Contactless card fraud a doddle, Which? investigation reveals
Which? researchers purchased contactless card-reading technology “easily and cheaply” from the internet, then tested 10 common contactless cards (six debit, four credit) to assess the strength of their security.
While the cards were supposedly equipped with ‘masking’ provisions to hide sensitive personal information, the consumer group easily obtained and decoded account data – including card number, expiry date and recent transaction details – using free software.
“We doubted we’d be able to make purchases without the cardholder’s name or CVV/CCV code,” an unnamed Which? researcher said.
“But we were wrong.”
Researchers went shopping with the information they had obtained, and were able to successfully place orders for expensive items on a mainstream ecommerce site, including a £3,000 television.

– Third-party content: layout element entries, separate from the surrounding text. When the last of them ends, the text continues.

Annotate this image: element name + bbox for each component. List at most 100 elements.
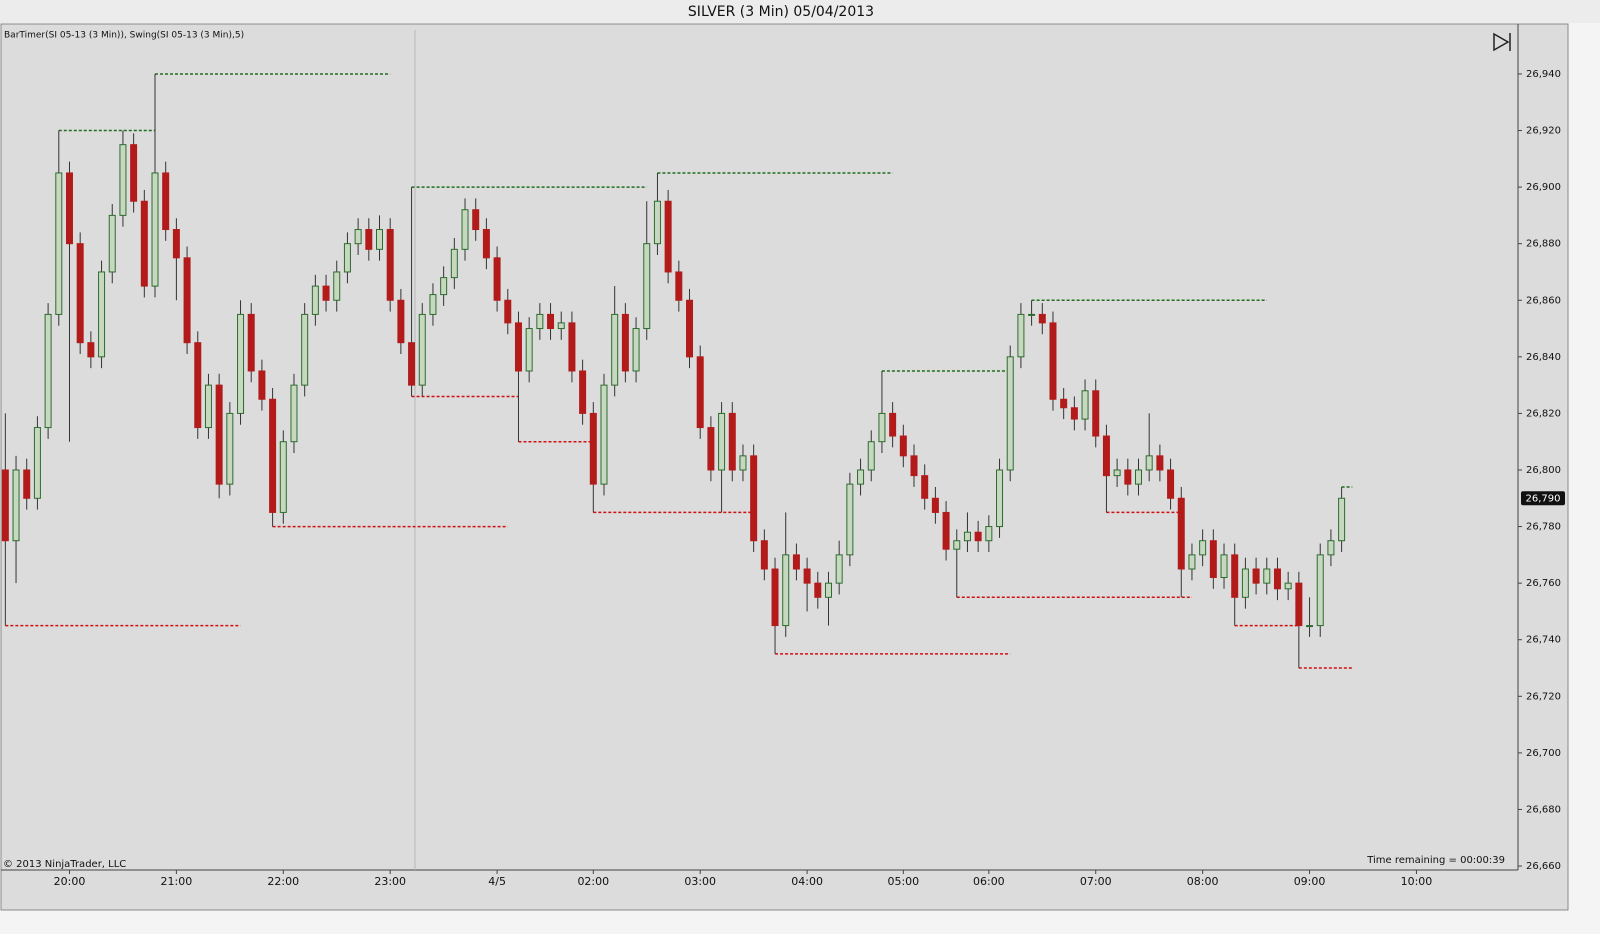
candle-body <box>1327 540 1335 556</box>
candle-body <box>824 582 832 598</box>
candle-body <box>504 299 512 324</box>
candle-body <box>525 328 533 372</box>
candle-body <box>215 384 223 485</box>
x-tick-label: 07:00 <box>1080 875 1112 888</box>
candle-body <box>440 277 448 296</box>
x-tick-label: 08:00 <box>1187 875 1219 888</box>
candle-body <box>408 342 416 386</box>
x-tick-label: 21:00 <box>161 875 193 888</box>
y-tick-label: 26,860 <box>1526 295 1561 306</box>
candle-body <box>322 285 330 301</box>
candle-body <box>1135 469 1142 485</box>
candle-body <box>696 356 704 429</box>
x-tick-label: 06:00 <box>973 875 1005 888</box>
x-tick-label: 10:00 <box>1401 875 1433 888</box>
candle-body <box>333 271 341 301</box>
candle-body <box>1 469 9 542</box>
candle-body <box>728 412 736 471</box>
candle-body <box>290 384 298 443</box>
candle-body <box>269 398 277 513</box>
candle-body <box>1167 469 1175 499</box>
candle-body <box>1081 390 1089 420</box>
indicator-label: BarTimer(SI 05-13 (3 Min)), Swing(SI 05-… <box>4 31 244 41</box>
candle-body <box>1252 568 1260 584</box>
candle-body <box>1028 313 1036 316</box>
candle-body <box>76 243 84 344</box>
y-tick-label: 26,840 <box>1526 352 1561 363</box>
candle-body <box>878 412 886 443</box>
candle-body <box>1145 455 1153 471</box>
candle-body <box>226 412 234 485</box>
candle-body <box>1177 497 1185 570</box>
candle-body <box>130 144 138 202</box>
candle-body <box>1060 398 1068 409</box>
candle-body <box>803 568 811 584</box>
candle-body <box>33 427 41 499</box>
candle-body <box>675 271 683 301</box>
scroll-end-icon[interactable] <box>1493 32 1511 52</box>
candle-body <box>87 342 95 358</box>
x-tick-label: 20:00 <box>54 875 86 888</box>
y-tick-label: 26,940 <box>1526 69 1561 80</box>
title-bar <box>0 0 1600 23</box>
x-tick-label: 05:00 <box>887 875 919 888</box>
candle-body <box>974 531 982 542</box>
candle-body <box>707 427 715 471</box>
candle-body <box>194 342 202 429</box>
candle-body <box>1124 469 1132 485</box>
candle-body <box>782 554 790 627</box>
candle-body <box>418 313 426 386</box>
candle-body <box>1188 554 1196 570</box>
x-tick-label: 09:00 <box>1294 875 1326 888</box>
candle-body <box>1156 455 1164 471</box>
candle-body <box>450 248 458 279</box>
candle-body <box>718 412 726 471</box>
candle-body <box>1241 568 1249 598</box>
chart-panel <box>0 23 1569 911</box>
candle-body <box>279 441 287 513</box>
candle-body <box>514 322 522 372</box>
candle-body <box>162 172 170 231</box>
candle-body <box>98 271 106 358</box>
candle-body <box>44 313 52 429</box>
last-price-label: 26,790 <box>1526 493 1561 504</box>
candle-body <box>1102 435 1110 477</box>
y-tick-label: 26,800 <box>1526 465 1561 476</box>
copyright: © 2013 NinjaTrader, LLC <box>3 859 126 870</box>
candle-body <box>814 582 822 598</box>
candle-body <box>237 313 245 414</box>
candle-body <box>1306 625 1314 628</box>
candle-body <box>311 285 319 315</box>
x-tick-label: 22:00 <box>267 875 299 888</box>
y-tick-label: 26,880 <box>1526 239 1561 250</box>
x-tick-label: 03:00 <box>684 875 716 888</box>
candle-body <box>472 209 480 231</box>
candle-body <box>846 483 854 556</box>
candle-body <box>1316 554 1324 627</box>
candle-body <box>953 540 961 550</box>
candle-body <box>1220 554 1228 578</box>
candle-body <box>429 294 437 315</box>
candle-body <box>397 299 405 344</box>
y-tick-label: 26,920 <box>1526 126 1561 137</box>
candle-body <box>365 229 373 250</box>
chart-title: SILVER (3 Min) 05/04/2013 <box>688 4 874 20</box>
candle-body <box>739 455 747 471</box>
candle-body <box>55 172 63 315</box>
candle-body <box>493 257 501 301</box>
candle-body <box>151 172 159 287</box>
candle-body <box>579 370 587 414</box>
x-tick-label: 4/5 <box>488 875 506 888</box>
candle-body <box>258 370 266 400</box>
y-tick-label: 26,720 <box>1526 691 1561 702</box>
candle-body <box>23 469 31 499</box>
candle-body <box>108 214 116 273</box>
candle-body <box>1092 390 1100 437</box>
candle-body <box>621 313 629 372</box>
scroll-end-button[interactable] <box>1493 32 1511 52</box>
x-tick-label: 04:00 <box>791 875 823 888</box>
candle-body <box>482 229 490 259</box>
x-tick-label: 23:00 <box>374 875 406 888</box>
y-tick-label: 26,760 <box>1526 578 1561 589</box>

Concerns have previously been raised about the size of transaction allowed via contactless. When contactless cards were first introduced, transactions were capped at £15. This rose to £20 in June 2012, and is scheduled to increase to £30 this September. Transaction caps are standard across contactless cards – reducing them can be at best time-consuming, at worst impossible. This gives rise to the prospect that a lost or stolen contactless card could be used to make several payments before cancellation by the holder.
However, Which? now believes the real concern for consumers and issuers should be the ease with which payment details can be lifted from contactless cards.
“Using our card reader, we got enough details to allow us to go on an internet shopping spree – with these card details, the contactless transaction limit is irrelevant, because online transactions aren’t contactless,” the researcher continued.
Recent UK Payments Council research suggests there around 58m contactless cards in circulation the UK, with £2.32bn spent using them in 2014. Official fraud figures for contactless cards show losses attributable to contactless card fraud are currently less than 1p per £100, but Which? believes it is impossible to know the true scale of theft via contactless readers, as it would be hard for a victim to know whether their card details had been lifted this way.
Which? is calling on banks to allow consumers to opt out of contactless cards if they wish. Almost all leading debit and credit card providers issue contactless cards as standard, and few allow customers to opt out of having one.
Commenting on the Which? investigation, Peter Eisenegger, a security expert who helped develop European standards for contactless cards, said: “It’s vital to protect consumers from fraudsters who have the knowhow to develop mobile card readers with much greater reading distances than those used by retailers.”